From an early age Patrick exhibited the traits of a bright but somewhat distracted and disorganized child.

He got a computer as a gift for his eleventh birthday and became obsessed with it. He started programming, in Basic first, then progressed to the different programming languages. At the age of sixteen he dropped out of high school and moved to California. After several unsuccessful ventures he finally struck it big as one of the founding fathers of Cucumber Computers, Inc.

Several years later he was driven from the board by the directors who didn’t like his abrasive demeanor.

Pat decided to take his time looking for another venture. He later categorized this period of his life as a starting point for his long history of substance abuse. With relatively little to do, he became a frequent cocaine and alcohol abuser.

Eventually he pitched his tent with another Valley startup and boozing and partying stopped for the lack of time.

A year later, after six months of steamy romance, he married his coworker, Wendy Chang.

The defining moment in Pat’s life came one summer night when he was driving home from a corporate party. His car struck and killed a pedestrian, a Mexican migrant worker. Pat called the police himself and remained at the scene. His alcohol level was 0.18 and the footage from the two intersection cameras confirmed that he had been driving at speeds well over 80 mph.
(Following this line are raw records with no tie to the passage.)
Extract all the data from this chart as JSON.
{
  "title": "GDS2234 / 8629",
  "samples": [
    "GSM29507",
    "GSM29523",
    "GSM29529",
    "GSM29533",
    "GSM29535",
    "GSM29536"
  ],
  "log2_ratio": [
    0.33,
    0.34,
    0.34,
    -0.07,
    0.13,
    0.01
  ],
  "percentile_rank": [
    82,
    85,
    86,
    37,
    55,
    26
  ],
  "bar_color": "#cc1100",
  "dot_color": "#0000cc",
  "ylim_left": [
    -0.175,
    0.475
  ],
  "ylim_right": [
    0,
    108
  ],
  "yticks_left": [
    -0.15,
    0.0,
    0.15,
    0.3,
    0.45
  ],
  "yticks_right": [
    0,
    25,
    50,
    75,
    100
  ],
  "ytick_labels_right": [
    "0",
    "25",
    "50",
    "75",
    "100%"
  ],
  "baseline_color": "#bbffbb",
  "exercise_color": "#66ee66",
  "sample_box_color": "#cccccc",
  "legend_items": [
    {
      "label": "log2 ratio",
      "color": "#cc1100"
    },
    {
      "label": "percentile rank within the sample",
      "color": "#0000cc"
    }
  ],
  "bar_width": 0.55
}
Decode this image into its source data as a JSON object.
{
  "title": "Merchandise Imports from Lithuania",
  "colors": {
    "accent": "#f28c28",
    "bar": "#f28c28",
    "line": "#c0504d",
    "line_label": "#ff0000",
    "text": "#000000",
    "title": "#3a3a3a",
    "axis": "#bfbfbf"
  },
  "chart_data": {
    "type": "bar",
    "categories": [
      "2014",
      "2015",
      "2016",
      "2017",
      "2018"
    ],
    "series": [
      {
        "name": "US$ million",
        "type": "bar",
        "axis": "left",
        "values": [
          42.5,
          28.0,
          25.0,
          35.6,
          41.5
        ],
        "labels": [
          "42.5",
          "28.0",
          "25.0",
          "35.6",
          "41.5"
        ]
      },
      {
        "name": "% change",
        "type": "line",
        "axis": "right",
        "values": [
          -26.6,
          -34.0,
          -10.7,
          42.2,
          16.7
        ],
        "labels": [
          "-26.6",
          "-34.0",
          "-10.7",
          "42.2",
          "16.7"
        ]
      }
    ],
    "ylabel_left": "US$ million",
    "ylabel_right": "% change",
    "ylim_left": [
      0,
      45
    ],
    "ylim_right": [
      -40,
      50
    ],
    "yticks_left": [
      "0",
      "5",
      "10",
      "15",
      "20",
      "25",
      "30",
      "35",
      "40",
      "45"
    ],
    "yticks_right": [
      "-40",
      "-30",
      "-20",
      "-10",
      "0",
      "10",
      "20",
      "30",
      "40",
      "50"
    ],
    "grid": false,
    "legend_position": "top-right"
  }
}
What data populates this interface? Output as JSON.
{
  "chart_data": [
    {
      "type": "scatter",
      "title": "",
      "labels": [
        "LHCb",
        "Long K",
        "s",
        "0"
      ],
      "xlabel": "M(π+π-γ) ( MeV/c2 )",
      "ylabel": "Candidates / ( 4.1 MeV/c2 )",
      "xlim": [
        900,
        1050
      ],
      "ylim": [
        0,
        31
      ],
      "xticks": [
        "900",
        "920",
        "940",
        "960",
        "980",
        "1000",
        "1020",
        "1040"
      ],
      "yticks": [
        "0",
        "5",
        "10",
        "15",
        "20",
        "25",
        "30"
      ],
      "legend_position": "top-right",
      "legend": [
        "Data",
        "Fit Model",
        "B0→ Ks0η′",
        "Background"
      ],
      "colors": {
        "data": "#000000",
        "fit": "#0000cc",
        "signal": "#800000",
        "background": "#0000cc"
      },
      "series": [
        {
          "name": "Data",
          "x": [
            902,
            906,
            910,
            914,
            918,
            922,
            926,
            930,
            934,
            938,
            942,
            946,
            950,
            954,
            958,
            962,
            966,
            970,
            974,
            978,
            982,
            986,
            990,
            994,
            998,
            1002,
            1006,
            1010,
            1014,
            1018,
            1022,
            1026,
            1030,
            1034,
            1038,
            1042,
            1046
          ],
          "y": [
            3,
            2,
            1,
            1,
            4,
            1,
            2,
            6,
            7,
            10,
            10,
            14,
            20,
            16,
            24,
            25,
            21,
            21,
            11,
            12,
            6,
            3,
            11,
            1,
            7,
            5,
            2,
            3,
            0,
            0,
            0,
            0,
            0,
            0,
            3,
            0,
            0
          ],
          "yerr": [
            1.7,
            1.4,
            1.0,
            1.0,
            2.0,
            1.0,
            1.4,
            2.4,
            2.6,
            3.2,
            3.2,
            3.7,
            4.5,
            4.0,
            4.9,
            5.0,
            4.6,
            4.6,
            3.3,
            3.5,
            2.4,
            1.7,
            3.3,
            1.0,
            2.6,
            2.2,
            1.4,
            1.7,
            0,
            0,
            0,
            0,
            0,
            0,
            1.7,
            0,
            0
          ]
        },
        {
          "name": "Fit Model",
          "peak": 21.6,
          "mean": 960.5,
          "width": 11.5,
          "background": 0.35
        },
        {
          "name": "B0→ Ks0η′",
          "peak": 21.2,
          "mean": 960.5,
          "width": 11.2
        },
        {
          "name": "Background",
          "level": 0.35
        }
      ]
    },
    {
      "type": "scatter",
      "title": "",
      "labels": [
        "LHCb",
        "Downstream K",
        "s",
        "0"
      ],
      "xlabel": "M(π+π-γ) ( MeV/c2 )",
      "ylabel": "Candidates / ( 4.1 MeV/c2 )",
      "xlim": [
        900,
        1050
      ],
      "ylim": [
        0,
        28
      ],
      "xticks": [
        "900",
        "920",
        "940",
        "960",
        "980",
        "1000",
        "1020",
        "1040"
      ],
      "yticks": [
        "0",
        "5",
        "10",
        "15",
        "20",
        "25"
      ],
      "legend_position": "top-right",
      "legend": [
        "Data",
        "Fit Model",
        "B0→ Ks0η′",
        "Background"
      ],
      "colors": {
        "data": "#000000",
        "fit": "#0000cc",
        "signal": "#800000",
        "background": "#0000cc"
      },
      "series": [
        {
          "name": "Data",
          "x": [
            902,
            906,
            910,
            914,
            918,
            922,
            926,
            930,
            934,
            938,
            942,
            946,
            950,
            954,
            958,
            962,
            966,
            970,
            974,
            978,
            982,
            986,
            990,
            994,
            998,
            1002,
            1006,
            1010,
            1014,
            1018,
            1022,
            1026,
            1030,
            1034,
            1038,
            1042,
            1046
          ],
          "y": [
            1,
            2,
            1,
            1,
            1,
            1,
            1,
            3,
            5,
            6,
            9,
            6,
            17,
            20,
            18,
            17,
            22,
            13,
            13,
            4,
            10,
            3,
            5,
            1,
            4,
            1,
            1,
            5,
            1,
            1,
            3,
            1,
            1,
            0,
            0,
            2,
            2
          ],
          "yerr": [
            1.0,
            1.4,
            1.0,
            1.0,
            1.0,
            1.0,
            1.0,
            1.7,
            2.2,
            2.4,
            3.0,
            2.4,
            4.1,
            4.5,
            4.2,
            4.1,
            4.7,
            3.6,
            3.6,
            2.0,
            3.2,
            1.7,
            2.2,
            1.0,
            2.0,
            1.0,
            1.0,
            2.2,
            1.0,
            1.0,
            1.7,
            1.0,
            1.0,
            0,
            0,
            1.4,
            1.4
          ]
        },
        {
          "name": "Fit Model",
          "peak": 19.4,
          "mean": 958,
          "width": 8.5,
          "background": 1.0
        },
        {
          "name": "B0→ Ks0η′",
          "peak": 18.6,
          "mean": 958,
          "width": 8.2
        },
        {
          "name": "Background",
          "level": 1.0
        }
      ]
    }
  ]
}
The trial was fast due to the mountain of evidence and the fact that Pat didn’t have a will to fight the charges. In prison he was put on a suicide watch and prescribed anti-depressants. The company disowned and distanced itself from Pat. His young wife had divorced him. A nest egg he had since his days at CCI had quickly gone to the lawyers and to the IRS that took this opportunity to audit him.

He remained clinically depressed through his incarceration and became addicted to crack cocaine.

Pat was released from the California’s prison system after serving four years of his twenty-year sentence.

After holding a string of menial jobs, Pat had finally firmly landed on the street without any means to support himself and his hungry habit.

Several years and three thousand miles later, Pat washed out on the streets of New York, panhandling and sleeping under the bridges and in subway entrances.

Pat’s awakening didn’t come all at once but in stages and writing was instrumental in his recovery. Most of his debut novel was written long hand in pencil on the rolls of toilet paper Pat stole from the public restrooms. At first Pat followed his protagonist’s adventures with detached interest and only much later it changed to a full involvement.

Another turning point came when Pat had re-discovered his passion for technology and cobbled together a working laptop out of several discarded ones.

Pat is still homeless, but he spends more and more time in the shelter and less on the streets and he has been clean for the last six months.

My visage.

I can honestly say that at least one thing about this picture is true – I do own this exact coat. Doesn’t it look like medieval robes in this picture?